En premier lieu, nous avons la période de son enfance de 1515 à 1535. Dans le Livre de la vie, Thérèse nous livre quelques éléments, elle évoque tout d’abord « le soin que prenait ma mère de nous faire prier et de nous inspirer de la dévotion envers Notre Dame » (V 1,1). Elle poursuit : « Je cherchais la solitude, pour y réciter mes prière qui étaient nombreuses ; le chapelet y tenait la première place car ma mère avait cette dévotion très à cœur et prenait soin de nous l’inculquer » (V 1,6). Souvenons-nous qu’à la mort de sa mère, elle se rend à l’ermitage Saint-Lazare et se tourne vers Notre Dame de Charité pour lui demander d’être sa mère (cf. V 1,7).

La piété mariale de la jeune Teresa s’inscrit dans les usages et la mentalité de son temps, avec des pèlerinages aux sanctuaires mariaux, par exemple à “Notre Dame de Sonsoles”, sur les hauteurs d’Avila. Elle a à cœur de faire célébrer la fête de l’Assomption de Marie qu’elle appelle : « Notre Dame d’Août » (V 5,9 ; 39,26).

En 1535 s’ouvre la seconde période de la vie de Thérèse. Elle est entrée comme moniale au carmel de l’Incarnation. Elle écrira à propos de la Vierge Marie : « finalement, elle m’a ramenée chez elle » (V 1,7). Là, elle va assimiler progressivement l’idéal contemplatif et marial du Carmel.
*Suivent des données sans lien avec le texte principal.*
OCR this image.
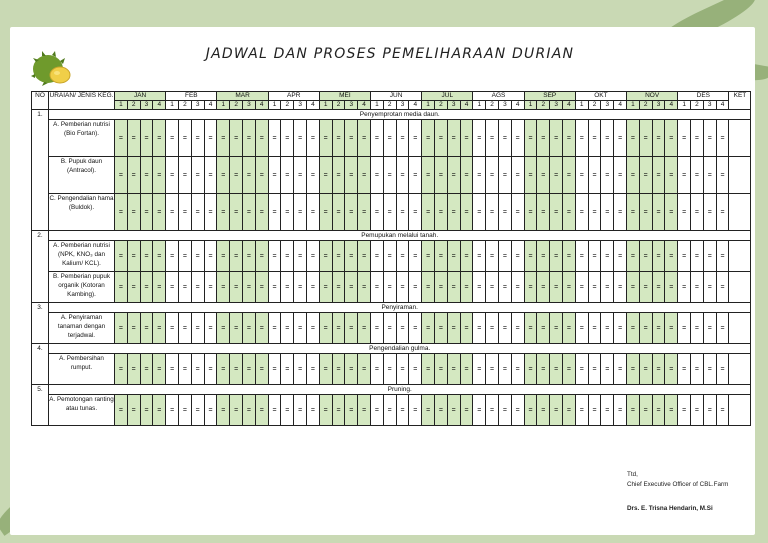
JADWAL DAN PROSES PEMELIHARAAN DURIAN
NO	URAIAN/ JENIS KEG.	JAN				FEB				MAR				APR				MEI				JUN				JUL				AGS				SEP				OKT				NOV				DES				KET
		1	2	3	4	1	2	3	4	1	2	3	4	1	2	3	4	1	2	3	4	1	2	3	4	1	2	3	4	1	2	3	4	1	2	3	4	1	2	3	4	1	2	3	4	1	2	3	4	
1.	Penyemprotan media daun.																																																	
	A. Pemberian nutrisi (Bio Fortan).	=	=	=	=	=	=	=	=	=	=	=	=	=	=	=	=	=	=	=	=	=	=	=	=	=	=	=	=	=	=	=	=	=	=	=	=	=	=	=	=	=	=	=	=	=	=	=	=	
	B. Pupuk daun (Antracol).	=	=	=	=	=	=	=	=	=	=	=	=	=	=	=	=	=	=	=	=	=	=	=	=	=	=	=	=	=	=	=	=	=	=	=	=	=	=	=	=	=	=	=	=	=	=	=	=	
	C. Pengendalian hama (Buldok).	=	=	=	=	=	=	=	=	=	=	=	=	=	=	=	=	=	=	=	=	=	=	=	=	=	=	=	=	=	=	=	=	=	=	=	=	=	=	=	=	=	=	=	=	=	=	=	=	
2.	Pemupukan melalui tanah.																																																	
	A. Pemberian nutrisi (NPK, KNO₃ dan Kalium/ KCL).	=	=	=	=	=	=	=	=	=	=	=	=	=	=	=	=	=	=	=	=	=	=	=	=	=	=	=	=	=	=	=	=	=	=	=	=	=	=	=	=	=	=	=	=	=	=	=	=	
	B. Pemberian pupuk organik (Kotoran Kambing).	=	=	=	=	=	=	=	=	=	=	=	=	=	=	=	=	=	=	=	=	=	=	=	=	=	=	=	=	=	=	=	=	=	=	=	=	=	=	=	=	=	=	=	=	=	=	=	=	
3.	Penyiraman.																																																	
	A. Penyiraman tanaman dengan terjadwal.	=	=	=	=	=	=	=	=	=	=	=	=	=	=	=	=	=	=	=	=	=	=	=	=	=	=	=	=	=	=	=	=	=	=	=	=	=	=	=	=	=	=	=	=	=	=	=	=	
4.	Pengendalian gulma.																																																	
	A. Pembersihan rumput.	=	=	=	=	=	=	=	=	=	=	=	=	=	=	=	=	=	=	=	=	=	=	=	=	=	=	=	=	=	=	=	=	=	=	=	=	=	=	=	=	=	=	=	=	=	=	=	=	
5.	Pruning.																																																	
	A. Pemotongan ranting atau tunas.	=	=	=	=	=	=	=	=	=	=	=	=	=	=	=	=	=	=	=	=	=	=	=	=	=	=	=	=	=	=	=	=	=	=	=	=	=	=	=	=	=	=	=	=	=	=	=	=	
Ttd,
Chief Executive Officer of CBL.Farm
Drs. E. Trisna Hendarin, M.Si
Les Constitutions du bienheureux Jean Soreth, en vigueur à l’Incarnation, précisent : « Comme bonnes filles, qu’elle suivent les exemples de leur Mère qui est la Mère, la Patronne et la Maîtresse singulière de cet Ordre né au Mont Carmel. » Notons ces trois titres : “Mère, Patronne et Maîtresse singulière”. Le texte des Constitutions décrit ensuite la vie de la Vierge Marie d’une manière identique à celui des moniales : « La bienheureuse Vierge Marie, cloîtrée dans sa petite chambre, éloignée des conversations du monde, humble, recueillie et pieuse, adonnée à l’oraison et à la mortification, a mérité d’être l’amie et la Mère de Dieu. » Le but est de devenir “amie de Dieu”. Elle découvre l’office de Notre Dame qui est récité chaque semaine et y apprend beaucoup de chose.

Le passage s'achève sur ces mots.